ProblemSet 2 -- Optimization

1. Blood typing

Human blood is generally classified in the “ABO” system, with four blood types: A, B, O, and AB. These four types reflect six gene pairs, with blood type A corresponding to gene pairs AA and AO, blood type B corresponding to gene pairs BB and BO, blood type O corresponding to gene pair OO, and blood type AB corresponding to gene pair AB. Let \(p\) be the proportion of gene A in the population, let \(q\) be the proportion of gene B in the population, and let \(r\) be the proportion of gene O in the population. For example, the quantity \(p\) represents the ratio of the total number of blood-type genes of type A to the total number of blood-type genes. Since each blood-type gene is either A, B or O, it is clear that \(p + q + r = 1\).

1. cThe Hardy-Weinberg principle implies that:

   \((\clubsuit)\) The quantities \(p\), \(q\), and \(r\) remain constant from generation to generation, as do the frequencies of occurrence of the different genotypes AA, AO, … .

   Assuming the validity of \((\clubsuit)\), what is the probability that an individual has genotype AA? BB? OO? What is the probability of an individual having two different genes? Express your response using the quantities \(p\), \(q\) and \(r\).

2. Still assuming the valiidty of \((\clubsuit)\), find the maximum percentage of the population that can have two different genes.

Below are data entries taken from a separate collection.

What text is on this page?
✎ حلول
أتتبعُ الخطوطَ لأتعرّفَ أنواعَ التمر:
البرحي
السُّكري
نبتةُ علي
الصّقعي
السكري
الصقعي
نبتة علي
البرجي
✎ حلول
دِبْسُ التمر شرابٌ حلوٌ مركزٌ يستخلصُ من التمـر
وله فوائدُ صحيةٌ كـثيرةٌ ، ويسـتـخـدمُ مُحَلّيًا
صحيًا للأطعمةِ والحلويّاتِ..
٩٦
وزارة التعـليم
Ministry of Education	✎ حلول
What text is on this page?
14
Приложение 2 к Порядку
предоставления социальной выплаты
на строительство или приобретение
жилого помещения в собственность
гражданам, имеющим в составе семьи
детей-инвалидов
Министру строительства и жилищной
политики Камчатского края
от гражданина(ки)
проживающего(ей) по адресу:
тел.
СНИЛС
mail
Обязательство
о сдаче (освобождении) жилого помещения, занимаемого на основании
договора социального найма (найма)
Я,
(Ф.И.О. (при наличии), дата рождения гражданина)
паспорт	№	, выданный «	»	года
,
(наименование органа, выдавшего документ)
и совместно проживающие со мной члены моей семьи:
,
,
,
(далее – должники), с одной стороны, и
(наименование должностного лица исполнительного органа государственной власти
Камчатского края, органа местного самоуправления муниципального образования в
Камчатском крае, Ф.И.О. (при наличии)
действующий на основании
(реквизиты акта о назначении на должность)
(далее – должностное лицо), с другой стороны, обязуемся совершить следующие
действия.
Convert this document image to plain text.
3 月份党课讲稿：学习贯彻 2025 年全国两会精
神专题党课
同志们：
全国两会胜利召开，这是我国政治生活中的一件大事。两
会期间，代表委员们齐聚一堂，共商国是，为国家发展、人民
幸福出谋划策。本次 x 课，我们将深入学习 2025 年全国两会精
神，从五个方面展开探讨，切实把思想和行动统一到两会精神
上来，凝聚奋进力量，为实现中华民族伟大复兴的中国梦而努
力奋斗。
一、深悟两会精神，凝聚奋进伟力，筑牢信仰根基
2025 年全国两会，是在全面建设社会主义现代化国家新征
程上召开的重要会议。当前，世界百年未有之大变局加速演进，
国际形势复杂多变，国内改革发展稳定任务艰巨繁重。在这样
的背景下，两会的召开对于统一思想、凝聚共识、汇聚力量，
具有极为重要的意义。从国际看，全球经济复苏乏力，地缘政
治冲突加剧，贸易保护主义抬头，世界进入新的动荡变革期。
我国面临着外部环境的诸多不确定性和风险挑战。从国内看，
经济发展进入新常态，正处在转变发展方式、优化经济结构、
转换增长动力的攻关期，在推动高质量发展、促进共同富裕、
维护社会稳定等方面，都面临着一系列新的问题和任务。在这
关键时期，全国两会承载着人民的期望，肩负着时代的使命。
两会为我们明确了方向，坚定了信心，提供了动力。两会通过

Perform this computation in two different ways:

   • directly maximize a function of only two variables
   • use the method of Lagrange multipliers.

3. Explain in words what the Lagrange multiplier represents in the second computation of part (b).

2. Newton’s method and root finding

1. microprocessors

   One of the uses of Newton’s method is in implementing division on microprocessors, where only addition and multiplication are available as primitive operations. To compute \(x = a/b\), first the root of \(f(x) = \dfrac{1}{x} − b\) is found using Newton’s method, then the fraction is computed with one last multiplication by \(a\).

   Find the Newton iteration needed to solve \(f(x) = 0\) and explain why it is well-suited to this purpose. (Note: The point here is to approximate division, so you shouldn’t use division functions implemented in python!)

2. experiments

   Apply Newton’s Method to compute \(1/b\), where \(b\) is: (i) the last 3 digits of your student number; and (ii) the area code of your phone number. For these experiments, report the number of iterations required for the approximation to be consistent to 10 digits.

3. A linear program

Consider the optimization problem: find the \(\max\) of \(f(x, y) = x + 2y\) subject to the following constraints:

\[\begin{align*} y &\le 9 \\ −y &\le −1 \\ 2x + y &≤ 25 \\ −2x − y &≤ −9 \\ −2x + y &≤ 1 \\ 2x − y &≤ 15. \end{align*}\]

1. Draw the feasible region. Label the boundary curves and corner points.

2. Find the maximum value of f subject to the constraints and the point where it occurs.

3. Verify your answer using SciPy.

4. Bakers

A bakery wants to sell forty five Valentine’s Day gift bags. They have decided to offer two types of bags:

• Bags of type A will contain four cupcakes and two cookies, and will be sold for $12

• bags of type B will contain two cupcakes and five cookies, and will be sold for $16

The bakery has 90 cookies and 115 cupcakes in total. Write the bakery’s optimization problem as a linear program. Solve this to determine how many baskets of both types should be made. If a fractional solution is obtained, round down to whole number solutions. What is the maximum profit?

You may solve this by drawing the feasible region or using python.